En payant un juste tribut de reconnaissance, à la personne officieuse qui nous fut d’un si grand secours je ne puis résister au plaisir de faire connaître son nom : cette Dame est l’épouse de M. Télotte, employé supérieur au magasin général de Rochefort.

Déjà les mâts des navires paraissaient à l’horison, et nous entendions dans le lointain un bruit sourd et confus, semblable à celui que fait une multitude de gens occupés à divers travaux. Nous approchions de Rochefort. Le tumulte que nous entendions, était causé par les ouvriers des chantiers et les forçats qui traînaient péniblement leurs fers, tout en vaquant aux divers travaux du port. Étant entrés en cette ville, le premier tableau qui s’offrit à nos yeux fut celui de ces malheureux, qui, accouplés deux à deux par d’énormes chaînes, sont forcés de transporter les fardeaux les plus pesans. Il faut le dire en passant, ce spectacle n’était guère attrayant pour des jeunes Demoiselles qui n’avaient jamais quitté Paris ; car malgré toute la répugnance qu’on peut avoir pour ceux que les lois condamnent à vivre loin de la société, on ne peut voir avec indifférence, cette foule d’êtres pensans, dégradés par suite de leurs actions criminelles, au point d’être assimilés aux bêtes de somme.
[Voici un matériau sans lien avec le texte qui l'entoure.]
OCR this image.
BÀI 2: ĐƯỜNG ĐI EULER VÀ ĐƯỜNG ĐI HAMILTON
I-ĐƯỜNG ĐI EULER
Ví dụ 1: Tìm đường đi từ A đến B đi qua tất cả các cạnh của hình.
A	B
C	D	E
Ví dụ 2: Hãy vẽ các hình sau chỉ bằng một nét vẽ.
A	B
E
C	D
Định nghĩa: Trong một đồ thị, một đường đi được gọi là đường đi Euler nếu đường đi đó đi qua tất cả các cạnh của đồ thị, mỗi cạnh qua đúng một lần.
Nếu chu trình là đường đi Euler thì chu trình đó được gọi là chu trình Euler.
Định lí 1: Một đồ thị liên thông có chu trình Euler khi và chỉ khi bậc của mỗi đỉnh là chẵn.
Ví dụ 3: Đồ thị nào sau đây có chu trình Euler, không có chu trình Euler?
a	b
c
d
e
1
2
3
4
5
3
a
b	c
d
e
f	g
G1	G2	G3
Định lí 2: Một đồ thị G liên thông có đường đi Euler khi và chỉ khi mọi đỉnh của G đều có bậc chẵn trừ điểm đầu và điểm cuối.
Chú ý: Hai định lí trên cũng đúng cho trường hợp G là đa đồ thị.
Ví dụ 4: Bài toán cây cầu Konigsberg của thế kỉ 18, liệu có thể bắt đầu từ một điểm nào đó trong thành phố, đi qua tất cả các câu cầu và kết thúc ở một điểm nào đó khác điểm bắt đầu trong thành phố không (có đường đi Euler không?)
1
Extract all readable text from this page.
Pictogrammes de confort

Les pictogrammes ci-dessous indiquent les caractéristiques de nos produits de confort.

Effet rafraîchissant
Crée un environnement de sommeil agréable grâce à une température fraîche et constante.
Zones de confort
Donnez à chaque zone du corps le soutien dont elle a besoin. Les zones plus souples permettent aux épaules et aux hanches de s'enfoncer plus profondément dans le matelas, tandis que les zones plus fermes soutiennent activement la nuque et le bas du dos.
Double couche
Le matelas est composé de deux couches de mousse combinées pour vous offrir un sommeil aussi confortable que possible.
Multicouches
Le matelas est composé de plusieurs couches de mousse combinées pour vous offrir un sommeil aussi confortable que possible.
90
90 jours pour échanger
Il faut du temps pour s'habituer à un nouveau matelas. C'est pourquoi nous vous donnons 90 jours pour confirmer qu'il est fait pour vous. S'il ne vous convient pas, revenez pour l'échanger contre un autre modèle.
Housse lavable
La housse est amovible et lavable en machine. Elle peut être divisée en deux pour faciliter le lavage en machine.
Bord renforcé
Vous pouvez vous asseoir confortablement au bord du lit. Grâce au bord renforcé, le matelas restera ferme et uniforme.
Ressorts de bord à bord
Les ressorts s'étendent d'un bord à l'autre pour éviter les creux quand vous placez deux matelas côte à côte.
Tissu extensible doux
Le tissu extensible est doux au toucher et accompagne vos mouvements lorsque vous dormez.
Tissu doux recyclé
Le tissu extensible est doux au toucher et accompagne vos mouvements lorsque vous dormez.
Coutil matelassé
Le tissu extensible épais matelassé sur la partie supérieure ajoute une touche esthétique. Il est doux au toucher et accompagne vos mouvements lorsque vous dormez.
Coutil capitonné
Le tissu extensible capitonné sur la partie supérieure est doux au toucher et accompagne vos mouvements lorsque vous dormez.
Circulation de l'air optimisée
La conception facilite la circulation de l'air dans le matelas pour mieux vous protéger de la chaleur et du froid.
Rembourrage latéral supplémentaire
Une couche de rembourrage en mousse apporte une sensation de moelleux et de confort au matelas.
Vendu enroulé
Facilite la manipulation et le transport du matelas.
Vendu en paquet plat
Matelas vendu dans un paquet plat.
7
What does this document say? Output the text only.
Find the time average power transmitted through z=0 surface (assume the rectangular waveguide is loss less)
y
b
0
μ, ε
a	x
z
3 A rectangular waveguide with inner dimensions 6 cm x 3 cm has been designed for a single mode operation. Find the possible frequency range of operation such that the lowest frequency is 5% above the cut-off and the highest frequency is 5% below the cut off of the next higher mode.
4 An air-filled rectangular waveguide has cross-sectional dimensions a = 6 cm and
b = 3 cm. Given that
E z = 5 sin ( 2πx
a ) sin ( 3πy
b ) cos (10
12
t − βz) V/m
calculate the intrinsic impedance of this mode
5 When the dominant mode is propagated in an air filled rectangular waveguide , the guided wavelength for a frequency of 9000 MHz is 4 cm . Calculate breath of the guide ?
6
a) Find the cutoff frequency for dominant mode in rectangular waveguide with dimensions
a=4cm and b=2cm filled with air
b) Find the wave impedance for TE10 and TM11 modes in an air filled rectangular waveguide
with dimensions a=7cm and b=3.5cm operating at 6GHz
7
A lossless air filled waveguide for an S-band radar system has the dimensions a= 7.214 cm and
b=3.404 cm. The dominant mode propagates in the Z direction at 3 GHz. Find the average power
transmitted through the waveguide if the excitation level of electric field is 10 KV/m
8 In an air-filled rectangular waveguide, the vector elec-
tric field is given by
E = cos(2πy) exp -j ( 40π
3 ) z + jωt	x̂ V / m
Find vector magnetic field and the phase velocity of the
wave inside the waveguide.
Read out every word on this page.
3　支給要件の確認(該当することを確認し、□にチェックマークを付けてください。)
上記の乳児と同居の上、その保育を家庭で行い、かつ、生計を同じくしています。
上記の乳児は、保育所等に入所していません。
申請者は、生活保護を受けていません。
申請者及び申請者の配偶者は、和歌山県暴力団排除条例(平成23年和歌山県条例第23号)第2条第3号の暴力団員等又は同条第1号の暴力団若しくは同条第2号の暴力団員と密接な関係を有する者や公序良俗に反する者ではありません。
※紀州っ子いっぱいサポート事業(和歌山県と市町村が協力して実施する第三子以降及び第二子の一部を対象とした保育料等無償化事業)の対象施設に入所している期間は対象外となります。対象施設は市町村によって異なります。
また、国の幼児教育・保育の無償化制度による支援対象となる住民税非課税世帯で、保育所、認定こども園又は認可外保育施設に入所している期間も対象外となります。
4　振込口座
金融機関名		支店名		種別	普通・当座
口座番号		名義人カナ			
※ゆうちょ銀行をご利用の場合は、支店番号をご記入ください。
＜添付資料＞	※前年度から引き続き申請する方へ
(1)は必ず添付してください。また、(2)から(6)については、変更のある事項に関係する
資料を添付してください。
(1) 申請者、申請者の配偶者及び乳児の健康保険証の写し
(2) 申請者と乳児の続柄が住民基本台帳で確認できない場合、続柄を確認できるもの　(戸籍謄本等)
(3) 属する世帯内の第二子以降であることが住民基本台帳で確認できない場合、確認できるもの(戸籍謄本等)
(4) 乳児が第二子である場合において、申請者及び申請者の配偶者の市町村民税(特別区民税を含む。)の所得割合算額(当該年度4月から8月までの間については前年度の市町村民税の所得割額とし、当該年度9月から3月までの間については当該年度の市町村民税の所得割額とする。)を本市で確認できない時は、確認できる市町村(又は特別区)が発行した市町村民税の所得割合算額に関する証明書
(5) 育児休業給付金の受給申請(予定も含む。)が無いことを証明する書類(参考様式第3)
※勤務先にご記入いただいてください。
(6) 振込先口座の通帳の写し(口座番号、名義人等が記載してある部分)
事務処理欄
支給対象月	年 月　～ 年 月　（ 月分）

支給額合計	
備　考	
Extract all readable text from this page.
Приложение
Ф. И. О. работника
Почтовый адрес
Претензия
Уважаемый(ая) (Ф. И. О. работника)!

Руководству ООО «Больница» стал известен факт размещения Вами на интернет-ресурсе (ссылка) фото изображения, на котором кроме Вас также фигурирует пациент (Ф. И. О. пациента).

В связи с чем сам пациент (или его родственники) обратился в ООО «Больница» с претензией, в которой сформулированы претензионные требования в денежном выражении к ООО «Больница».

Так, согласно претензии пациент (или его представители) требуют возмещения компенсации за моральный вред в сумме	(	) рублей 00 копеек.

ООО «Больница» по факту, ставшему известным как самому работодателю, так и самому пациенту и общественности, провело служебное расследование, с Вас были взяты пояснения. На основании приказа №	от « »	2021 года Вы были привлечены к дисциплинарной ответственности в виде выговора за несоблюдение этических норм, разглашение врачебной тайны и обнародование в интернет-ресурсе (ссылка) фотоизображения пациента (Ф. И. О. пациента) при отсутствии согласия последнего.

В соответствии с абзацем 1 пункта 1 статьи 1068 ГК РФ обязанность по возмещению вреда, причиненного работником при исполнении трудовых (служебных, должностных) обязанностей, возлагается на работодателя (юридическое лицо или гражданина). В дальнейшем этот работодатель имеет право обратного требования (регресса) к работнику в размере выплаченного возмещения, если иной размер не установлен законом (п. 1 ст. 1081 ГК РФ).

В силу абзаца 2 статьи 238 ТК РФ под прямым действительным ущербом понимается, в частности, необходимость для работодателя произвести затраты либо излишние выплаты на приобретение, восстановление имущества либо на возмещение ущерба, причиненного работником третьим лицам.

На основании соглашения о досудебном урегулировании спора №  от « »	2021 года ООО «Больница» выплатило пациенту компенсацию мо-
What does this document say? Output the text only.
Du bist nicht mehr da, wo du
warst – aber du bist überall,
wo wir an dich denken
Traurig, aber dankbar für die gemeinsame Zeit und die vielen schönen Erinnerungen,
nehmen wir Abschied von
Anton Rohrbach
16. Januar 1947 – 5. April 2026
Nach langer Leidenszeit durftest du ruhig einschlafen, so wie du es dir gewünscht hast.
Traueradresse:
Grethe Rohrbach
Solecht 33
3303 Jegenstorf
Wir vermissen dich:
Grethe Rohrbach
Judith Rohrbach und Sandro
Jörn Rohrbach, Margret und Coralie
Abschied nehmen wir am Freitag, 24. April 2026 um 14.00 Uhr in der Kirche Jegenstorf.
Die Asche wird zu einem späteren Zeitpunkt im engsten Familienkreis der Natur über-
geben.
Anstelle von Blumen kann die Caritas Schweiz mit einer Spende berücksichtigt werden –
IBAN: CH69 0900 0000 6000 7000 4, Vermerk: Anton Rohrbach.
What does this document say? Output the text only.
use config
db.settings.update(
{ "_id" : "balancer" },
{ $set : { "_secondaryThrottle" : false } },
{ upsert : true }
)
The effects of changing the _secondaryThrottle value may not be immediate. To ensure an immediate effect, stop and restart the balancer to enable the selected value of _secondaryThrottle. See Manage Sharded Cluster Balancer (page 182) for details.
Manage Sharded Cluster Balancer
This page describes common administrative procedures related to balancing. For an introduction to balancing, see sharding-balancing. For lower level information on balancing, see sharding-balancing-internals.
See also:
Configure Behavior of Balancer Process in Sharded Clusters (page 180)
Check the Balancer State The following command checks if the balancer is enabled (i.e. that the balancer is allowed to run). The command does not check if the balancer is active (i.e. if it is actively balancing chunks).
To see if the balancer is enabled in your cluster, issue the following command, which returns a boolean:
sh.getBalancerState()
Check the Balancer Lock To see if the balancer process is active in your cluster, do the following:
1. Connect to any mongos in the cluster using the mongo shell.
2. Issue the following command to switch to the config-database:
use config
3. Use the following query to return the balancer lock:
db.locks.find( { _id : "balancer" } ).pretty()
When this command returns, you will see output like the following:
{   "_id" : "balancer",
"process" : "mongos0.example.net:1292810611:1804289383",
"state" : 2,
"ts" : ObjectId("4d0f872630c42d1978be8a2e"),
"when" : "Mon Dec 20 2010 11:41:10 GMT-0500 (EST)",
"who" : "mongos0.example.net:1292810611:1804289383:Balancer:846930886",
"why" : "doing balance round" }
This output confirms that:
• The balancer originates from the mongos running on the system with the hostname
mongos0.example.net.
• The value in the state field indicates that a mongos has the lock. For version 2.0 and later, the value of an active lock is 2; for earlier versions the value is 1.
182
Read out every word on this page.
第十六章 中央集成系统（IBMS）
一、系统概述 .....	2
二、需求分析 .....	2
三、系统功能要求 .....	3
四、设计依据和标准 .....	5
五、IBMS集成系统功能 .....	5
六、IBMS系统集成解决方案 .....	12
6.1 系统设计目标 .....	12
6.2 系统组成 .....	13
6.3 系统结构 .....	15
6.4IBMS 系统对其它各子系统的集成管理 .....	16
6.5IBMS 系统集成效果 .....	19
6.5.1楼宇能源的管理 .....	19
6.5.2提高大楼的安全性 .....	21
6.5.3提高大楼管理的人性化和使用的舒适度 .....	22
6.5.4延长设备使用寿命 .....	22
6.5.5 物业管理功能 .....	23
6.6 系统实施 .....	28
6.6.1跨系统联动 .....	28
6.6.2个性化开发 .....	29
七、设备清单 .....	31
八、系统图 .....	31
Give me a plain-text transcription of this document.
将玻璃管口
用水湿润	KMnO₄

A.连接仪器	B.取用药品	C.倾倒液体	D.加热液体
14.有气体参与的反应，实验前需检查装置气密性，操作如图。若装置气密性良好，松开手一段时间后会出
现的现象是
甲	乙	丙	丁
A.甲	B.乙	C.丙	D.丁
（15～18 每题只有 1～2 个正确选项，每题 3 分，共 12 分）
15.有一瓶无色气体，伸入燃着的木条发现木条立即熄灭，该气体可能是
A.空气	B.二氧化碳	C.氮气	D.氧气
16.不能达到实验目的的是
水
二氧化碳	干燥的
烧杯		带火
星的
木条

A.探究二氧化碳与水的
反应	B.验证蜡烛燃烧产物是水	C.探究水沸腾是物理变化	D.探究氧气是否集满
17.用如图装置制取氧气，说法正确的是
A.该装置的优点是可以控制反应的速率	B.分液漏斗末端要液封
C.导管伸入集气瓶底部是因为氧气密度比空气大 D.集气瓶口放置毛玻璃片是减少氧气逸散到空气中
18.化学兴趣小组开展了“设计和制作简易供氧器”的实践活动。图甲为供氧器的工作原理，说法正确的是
Mon esprit était encore plein de ces tristes réflexions, lorsque mon père, ouvrant la portière de notre voiture, m’apprit que nous allions descendre dans un hôtel de la rue Dauphine, où déjà nous attendaient notre belle-mère et nos jeunes frères et sœurs, qui étaient restés à Brest avec elle. Bientôt toute notre nombreuse famille fut encore réunie. Quels transports de joie ! quels embrassemens ! non il n’est rien de comparable au plaisir de revoir ses parens après une longue absence !

Nous voilà à Rochefort. Mon père va rendre sa visite aux employés qui devaient faire le voyage du Sénégal avec nous. Ma belle-mère s’occupe de nous faire apprêter à souper, et ma sœur Caroline, ma cousine et moi, nous allons dormir, car la promenade ne s’accommodait point avec la fatigue dont nous étions accablées. D’ailleurs nous pouvions facilement nous passer de souper, après le goûter délicieux que nous avions fait à la métairie de Charente.

Le lendemain, 3 juin, nous eûmes tout le tems de parcourir la ville de Rochefort. En moins de deux heures nous vîmes ce qu’elle offre de plus curieux. Ho ! la belle chose qu’une ville maritime, pour un faiseur de romans ! comme il y trouve de quoi exercer sa verve ! comme le mugissement des flots se fait entendre sous sa plume enchantée ! En un mot, rien ne manque à son tableau que la vérité, quoique ce soit l’objet principal. Pour moi qui n’ai ni le talent ni l’envie d’écrire un roman, et qui ai promis au lecteur d’être toujours véridique, je me contenterai de lui apprendre que pendant neuf jours, je me suis ennuyée à Rochefort, et que si le génie de l’homme a produit quelques merveilles, elles ne se trouvent sûrement point dans cette ville marécageuse.